The deadline for moving the establishments out of cities was changed once before the rules were signed into law, from the original date of January 2009. Last year, United Russia Deputy Alexander Popov offered to push the deadline to 2012 but later retracted his proposal without explanation.

Medvedev's firm position on the issue Tuesday could indicate a standoff between his word and the powerful gambling lobby, analysts said.

"The business is very influential and has a strong lobby, including in the Duma," said Dmitry Oreshkin, an analyst with the Mercator think tank.

He said it was no secret that the gambling industry pays large taxes and kickbacks, so many bureaucrats are interested in leaving gambling in Moscow. "If the lobby wins in delaying the deadline, it will essentially mean that the state's word means nothing, so it's important for Medvedev, who is trying to show he is a serious politician," he said.

Medvedev pressed Mokretsov over his readiness to deal with gambling businesses. "How ready is the Federal Tax Service to control gambling after the new rules go into effect?" he said, Interfax reported.

Mokretsov reassured the president that the tax agency, which has been given increasingly more control over the gambling industry in the past two years, was ready to "administer the business in the four gambling zones." He noted that the industry has shrunk by 42 percent in the first four months of 2009.

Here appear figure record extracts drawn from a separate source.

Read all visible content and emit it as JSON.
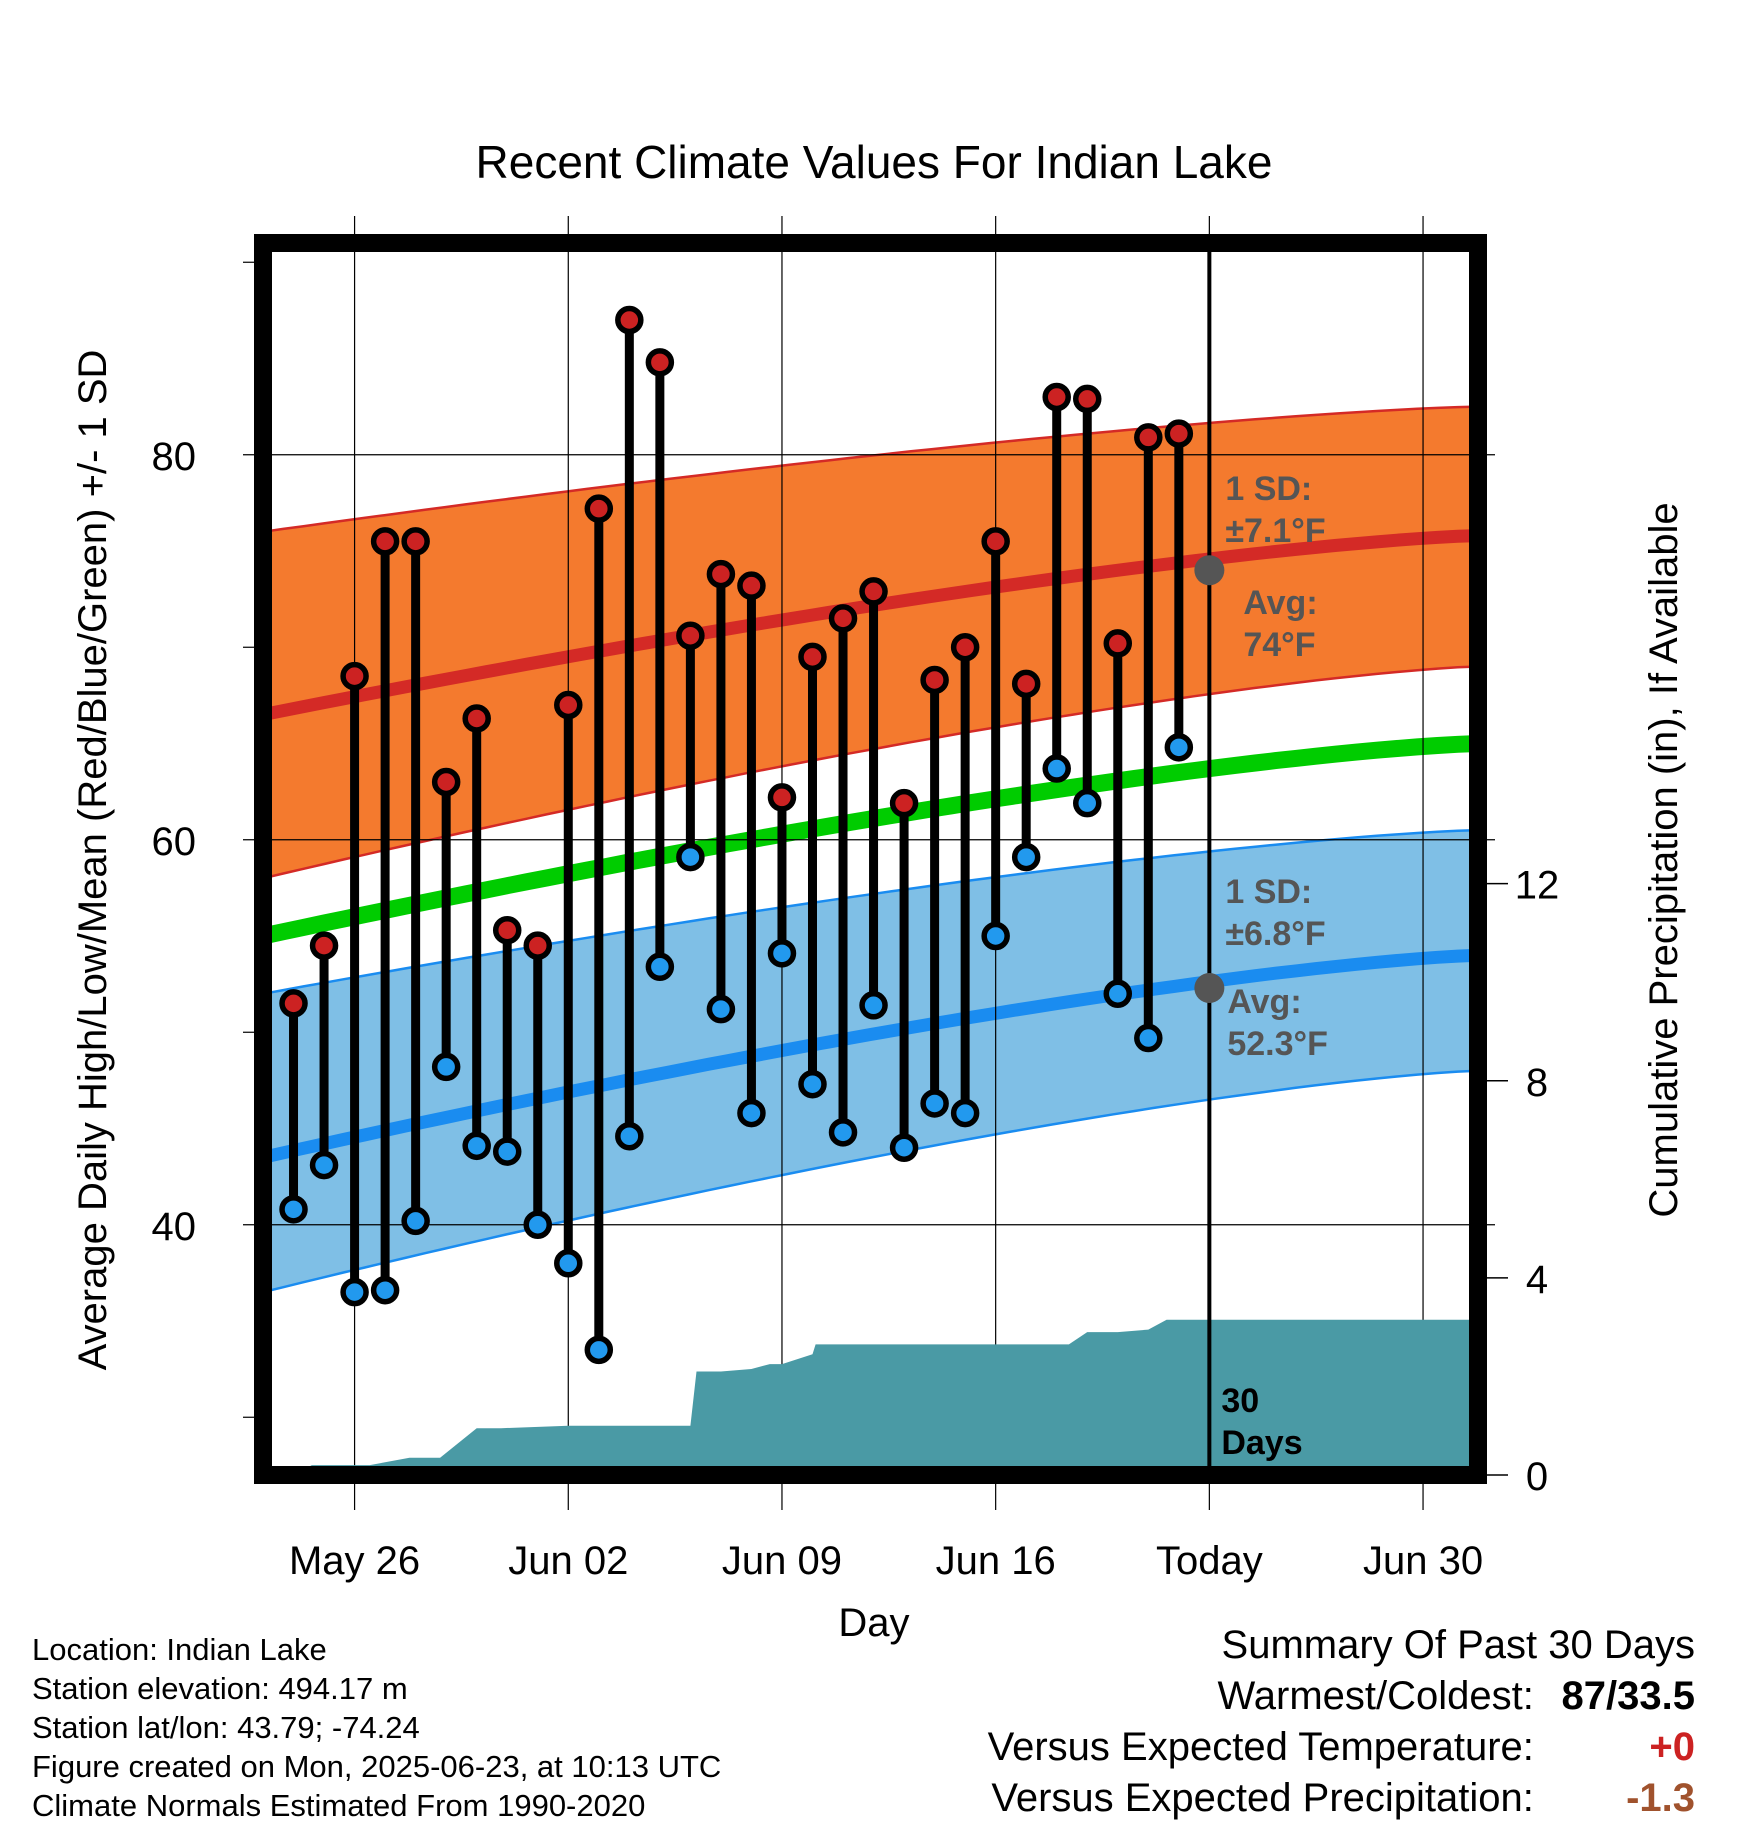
{
  "chart_data": {
    "type": "line",
    "title": "Recent Climate Values For Indian Lake",
    "xlabel": "Day",
    "ylabel": "Average Daily High/Low/Mean (Red/Blue/Green) +/- 1 SD",
    "y2label": "Cumulative Precipitation (in), If Available",
    "x_ticks": [
      {
        "day": 5,
        "label": "May 26"
      },
      {
        "day": 12,
        "label": "Jun 02"
      },
      {
        "day": 19,
        "label": "Jun 09"
      },
      {
        "day": 26,
        "label": "Jun 16"
      },
      {
        "day": 33,
        "label": "Today"
      },
      {
        "day": 40,
        "label": "Jun 30"
      }
    ],
    "xlim": [
      2,
      41.8
    ],
    "ylim": [
      27,
      91
    ],
    "y_ticks": [
      40,
      60,
      80
    ],
    "y2lim": [
      0,
      25
    ],
    "y2_ticks": [
      0,
      4,
      8,
      12
    ],
    "normals": {
      "high_avg": {
        "start": 66.5,
        "end": 75.8
      },
      "high_sd_band": {
        "lower_start": 58.0,
        "lower_end": 69.0,
        "upper_start": 76.0,
        "upper_end": 82.5
      },
      "mean_avg": {
        "start": 55.0,
        "end": 65.0
      },
      "low_avg": {
        "start": 43.5,
        "end": 54.0
      },
      "low_sd_band": {
        "lower_start": 36.5,
        "lower_end": 48.0,
        "upper_start": 52.0,
        "upper_end": 60.5
      }
    },
    "observations": {
      "days": [
        3,
        4,
        5,
        6,
        7,
        8,
        9,
        10,
        11,
        12,
        13,
        14,
        15,
        16,
        17,
        18,
        19,
        20,
        21,
        22,
        23,
        24,
        25,
        26,
        27,
        28,
        29,
        30,
        31,
        32
      ],
      "highs": [
        51.5,
        54.5,
        68.5,
        75.5,
        75.5,
        63.0,
        66.3,
        55.3,
        54.5,
        67.0,
        77.2,
        87.0,
        84.8,
        70.6,
        73.8,
        73.2,
        62.2,
        69.5,
        71.5,
        72.9,
        61.9,
        68.3,
        70.0,
        75.5,
        68.1,
        83.0,
        82.9,
        70.2,
        80.9,
        81.1
      ],
      "lows": [
        40.8,
        43.1,
        36.5,
        36.6,
        40.2,
        48.2,
        44.1,
        43.8,
        40.0,
        38.0,
        33.5,
        44.6,
        53.4,
        59.1,
        51.2,
        45.8,
        54.1,
        47.3,
        44.8,
        51.4,
        44.0,
        46.3,
        45.8,
        55.0,
        59.1,
        63.7,
        61.9,
        52.0,
        49.7,
        64.8
      ]
    },
    "precip_cumulative": {
      "days": [
        2,
        3,
        3.6,
        5.5,
        6.8,
        7.8,
        9.0,
        9.8,
        12.0,
        14.0,
        15.0,
        16.0,
        16.2,
        17.0,
        18.0,
        18.6,
        19.0,
        20.0,
        20.1,
        25.0,
        27.0,
        28.0,
        28.4,
        29.0,
        30.0,
        31.0,
        31.6,
        33.0,
        41.8
      ],
      "values": [
        0,
        0,
        0.2,
        0.2,
        0.35,
        0.35,
        0.95,
        0.95,
        1.0,
        1.0,
        1.0,
        1.0,
        2.1,
        2.1,
        2.15,
        2.25,
        2.25,
        2.45,
        2.65,
        2.65,
        2.65,
        2.65,
        2.65,
        2.9,
        2.9,
        2.95,
        3.15,
        3.15,
        3.15
      ]
    },
    "today_line_day": 33,
    "annotations": {
      "high_sd_line1": "1 SD:",
      "high_sd_line2": "±7.1°F",
      "high_avg_line1": "Avg:",
      "high_avg_line2": "74°F",
      "high_avg_value": 74,
      "low_sd_line1": "1 SD:",
      "low_sd_line2": "±6.8°F",
      "low_avg_line1": "Avg:",
      "low_avg_line2": "52.3°F",
      "low_avg_value": 52.3,
      "days_line1": "30",
      "days_line2": "Days"
    },
    "colors": {
      "high_band": "#f47a2e",
      "high_line": "#d42a26",
      "mean_line": "#00cc00",
      "low_band": "#7fbfe6",
      "low_line": "#1a8cf0",
      "precip": "#4a9aa5",
      "high_marker": "#cc2222",
      "low_marker": "#2299ee",
      "avg_marker": "#555555"
    }
  },
  "footer": {
    "location": "Location: Indian Lake",
    "elevation": "Station elevation: 494.17 m",
    "latlon": "Station lat/lon: 43.79; -74.24",
    "created": "Figure created on Mon, 2025-06-23, at 10:13 UTC",
    "normals": "Climate Normals Estimated From 1990-2020"
  },
  "summary": {
    "title": "Summary Of Past 30 Days",
    "warmest_label": "Warmest/Coldest:",
    "warmest_value": "87/33.5",
    "temp_label": "Versus Expected Temperature:",
    "temp_value": "+0",
    "temp_color": "#cc2222",
    "precip_label": "Versus Expected Precipitation:",
    "precip_value": "-1.3",
    "precip_color": "#a0522d"
  }
}
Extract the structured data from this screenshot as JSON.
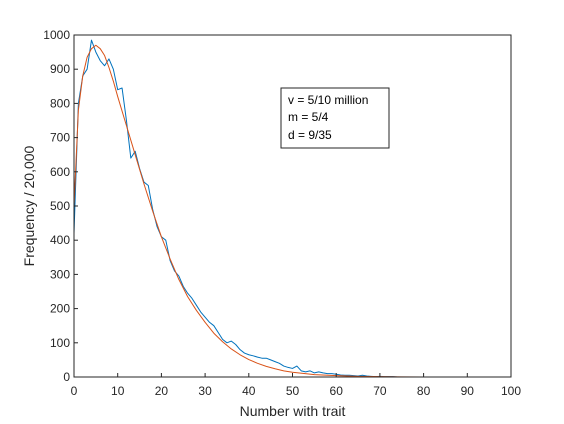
{
  "chart_data": {
    "type": "line",
    "title": "",
    "xlabel": "Number with trait",
    "ylabel": "Frequency / 20,000",
    "xlim": [
      0,
      100
    ],
    "ylim": [
      0,
      1000
    ],
    "xticks": [
      0,
      10,
      20,
      30,
      40,
      50,
      60,
      70,
      80,
      90,
      100
    ],
    "yticks": [
      0,
      100,
      200,
      300,
      400,
      500,
      600,
      700,
      800,
      900,
      1000
    ],
    "grid": false,
    "legend": "none",
    "annotation": [
      "v = 5/10 million",
      "m = 5/4",
      "d = 9/35"
    ],
    "series": [
      {
        "color": "#0072BD",
        "x": [
          0,
          1,
          2,
          3,
          4,
          5,
          6,
          7,
          8,
          9,
          10,
          11,
          12,
          13,
          14,
          15,
          16,
          17,
          18,
          19,
          20,
          21,
          22,
          23,
          24,
          25,
          26,
          27,
          28,
          29,
          30,
          31,
          32,
          33,
          34,
          35,
          36,
          37,
          38,
          39,
          40,
          41,
          42,
          43,
          44,
          45,
          46,
          47,
          48,
          49,
          50,
          51,
          52,
          53,
          54,
          55,
          56,
          57,
          58,
          59,
          60,
          61,
          62,
          63,
          64,
          65,
          66,
          67,
          68,
          69,
          70,
          71,
          72,
          73,
          74,
          75,
          80,
          85,
          90,
          95,
          100
        ],
        "y": [
          420,
          800,
          880,
          900,
          985,
          950,
          925,
          910,
          930,
          900,
          840,
          845,
          750,
          640,
          660,
          610,
          570,
          560,
          490,
          440,
          410,
          400,
          340,
          310,
          295,
          265,
          245,
          230,
          210,
          190,
          175,
          160,
          150,
          130,
          110,
          100,
          105,
          95,
          80,
          70,
          65,
          62,
          58,
          55,
          55,
          50,
          45,
          40,
          32,
          28,
          25,
          32,
          18,
          15,
          18,
          12,
          15,
          12,
          10,
          10,
          8,
          6,
          5,
          5,
          4,
          3,
          5,
          3,
          2,
          1,
          2,
          1,
          1,
          1,
          0,
          0,
          0,
          0,
          0,
          0,
          0
        ]
      },
      {
        "color": "#D95319",
        "x": [
          0,
          1,
          2,
          3,
          4,
          5,
          6,
          7,
          8,
          9,
          10,
          12,
          14,
          16,
          18,
          20,
          22,
          24,
          26,
          28,
          30,
          32,
          34,
          36,
          38,
          40,
          42,
          44,
          46,
          48,
          50,
          55,
          60,
          65,
          70,
          75,
          80,
          85,
          90,
          95,
          100
        ],
        "y": [
          500,
          780,
          880,
          935,
          960,
          970,
          960,
          940,
          905,
          865,
          820,
          735,
          650,
          565,
          485,
          410,
          345,
          285,
          235,
          195,
          160,
          128,
          103,
          82,
          65,
          51,
          40,
          31,
          24,
          18,
          14,
          7,
          4,
          2,
          1,
          0.5,
          0,
          0,
          0,
          0,
          0
        ]
      }
    ]
  }
}
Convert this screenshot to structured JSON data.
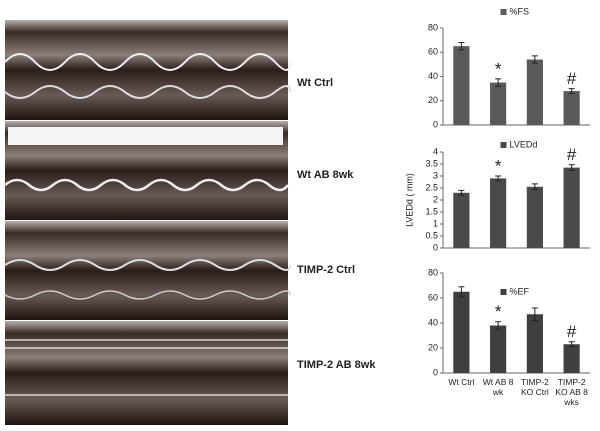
{
  "image_labels": [
    "Wt Ctrl",
    "Wt AB 8wk",
    "TIMP-2 Ctrl",
    "TIMP-2 AB 8wk"
  ],
  "chart_data": [
    {
      "type": "bar",
      "categories": [
        null,
        null,
        null,
        null
      ],
      "series": [
        {
          "name": "%FS",
          "color": "#5a5a5a",
          "values": [
            65,
            35,
            54,
            28
          ],
          "errors": [
            3,
            3,
            3,
            2
          ]
        }
      ],
      "bar_annotations": [
        null,
        "*",
        null,
        "#"
      ],
      "ylim": [
        0,
        80
      ],
      "yticks": [
        0,
        20,
        40,
        60,
        80
      ],
      "grid": false
    },
    {
      "type": "bar",
      "categories": [
        null,
        null,
        null,
        null
      ],
      "y_label": "LVEDd ( mm)",
      "series": [
        {
          "name": "LVEDd",
          "color": "#4a4a4a",
          "values": [
            2.3,
            2.9,
            2.55,
            3.35
          ],
          "errors": [
            0.1,
            0.1,
            0.12,
            0.12
          ]
        }
      ],
      "bar_annotations": [
        null,
        "*",
        null,
        "#"
      ],
      "ylim": [
        0,
        4
      ],
      "yticks": [
        0,
        0.5,
        1,
        1.5,
        2,
        2.5,
        3,
        3.5,
        4
      ],
      "grid": false
    },
    {
      "type": "bar",
      "categories": [
        "Wt Ctrl",
        "Wt AB 8 wk",
        "TIMP-2 KO Ctrl",
        "TIMP-2 KO AB 8 wks"
      ],
      "series": [
        {
          "name": "%EF",
          "color": "#3f3f3f",
          "values": [
            65,
            38,
            47,
            23
          ],
          "errors": [
            4,
            3,
            5,
            2
          ]
        }
      ],
      "bar_annotations": [
        null,
        "*",
        null,
        "#"
      ],
      "ylim": [
        0,
        80
      ],
      "yticks": [
        0,
        20,
        40,
        60,
        80
      ],
      "grid": false
    }
  ]
}
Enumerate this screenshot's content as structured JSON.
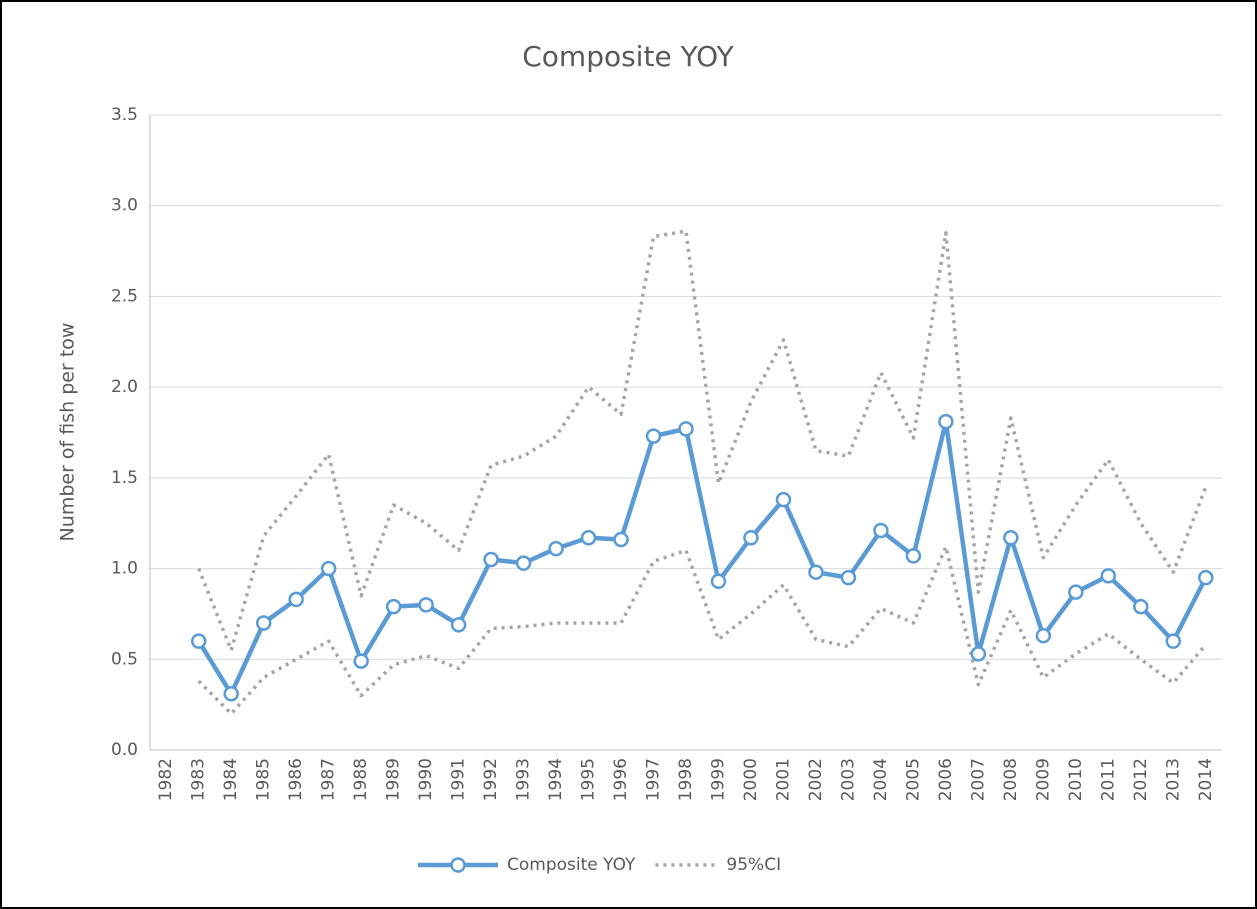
{
  "chart_data": {
    "type": "line",
    "title": "Composite YOY",
    "y_label": "Number of fish per tow",
    "categories": [
      "1982",
      "1983",
      "1984",
      "1985",
      "1986",
      "1987",
      "1988",
      "1989",
      "1990",
      "1991",
      "1992",
      "1993",
      "1994",
      "1995",
      "1996",
      "1997",
      "1998",
      "1999",
      "2000",
      "2001",
      "2002",
      "2003",
      "2004",
      "2005",
      "2006",
      "2007",
      "2008",
      "2009",
      "2010",
      "2011",
      "2012",
      "2013",
      "2014"
    ],
    "series": [
      {
        "name": "Composite YOY",
        "color": "#5b9bd5",
        "style": "solid",
        "markers": true,
        "values": [
          null,
          0.6,
          0.31,
          0.7,
          0.83,
          1.0,
          0.49,
          0.79,
          0.8,
          0.69,
          1.05,
          1.03,
          1.11,
          1.17,
          1.16,
          1.73,
          1.77,
          0.93,
          1.17,
          1.38,
          0.98,
          0.95,
          1.21,
          1.07,
          1.81,
          0.53,
          1.17,
          0.63,
          0.87,
          0.96,
          0.79,
          0.6,
          0.95
        ]
      },
      {
        "name": "95%CI",
        "color": "#a5a5a5",
        "style": "dotted",
        "markers": false,
        "values": [
          null,
          1.0,
          0.55,
          1.18,
          1.4,
          1.63,
          0.85,
          1.35,
          1.25,
          1.1,
          1.57,
          1.62,
          1.73,
          2.0,
          1.85,
          2.83,
          2.86,
          1.47,
          1.92,
          2.26,
          1.65,
          1.62,
          2.08,
          1.72,
          2.85,
          0.87,
          1.83,
          1.06,
          1.35,
          1.6,
          1.25,
          0.98,
          1.45
        ],
        "lower": [
          null,
          0.38,
          0.2,
          0.4,
          0.5,
          0.6,
          0.3,
          0.47,
          0.52,
          0.45,
          0.67,
          0.68,
          0.7,
          0.7,
          0.7,
          1.04,
          1.1,
          0.61,
          0.75,
          0.91,
          0.61,
          0.57,
          0.78,
          0.7,
          1.12,
          0.36,
          0.77,
          0.4,
          0.53,
          0.64,
          0.5,
          0.37,
          0.58
        ]
      }
    ],
    "ylim": [
      0,
      3.5
    ],
    "yticks": [
      {
        "value": 0,
        "label": "0.0"
      },
      {
        "value": 0.5,
        "label": "0.5"
      },
      {
        "value": 1,
        "label": "1.0"
      },
      {
        "value": 1.5,
        "label": "1.5"
      },
      {
        "value": 2,
        "label": "2.0"
      },
      {
        "value": 2.5,
        "label": "2.5"
      },
      {
        "value": 3,
        "label": "3.0"
      },
      {
        "value": 3.5,
        "label": "3.5"
      }
    ],
    "grid": true,
    "legend": "bottom"
  }
}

Mokretsov became tax chief in early 2007, replacing Anatoly Serdyukov, who went on to head the Defense Ministry. Prior to his work in the agency, Mokretsov worked for St. Petersburg's city tax department. "He is not a silovik, he is an intellectual," Finance Minister Alexei Kudrin said in explaining Mokretsov's appointment at the time. "Siloviki" is a term applied to government officials with ties to the security services.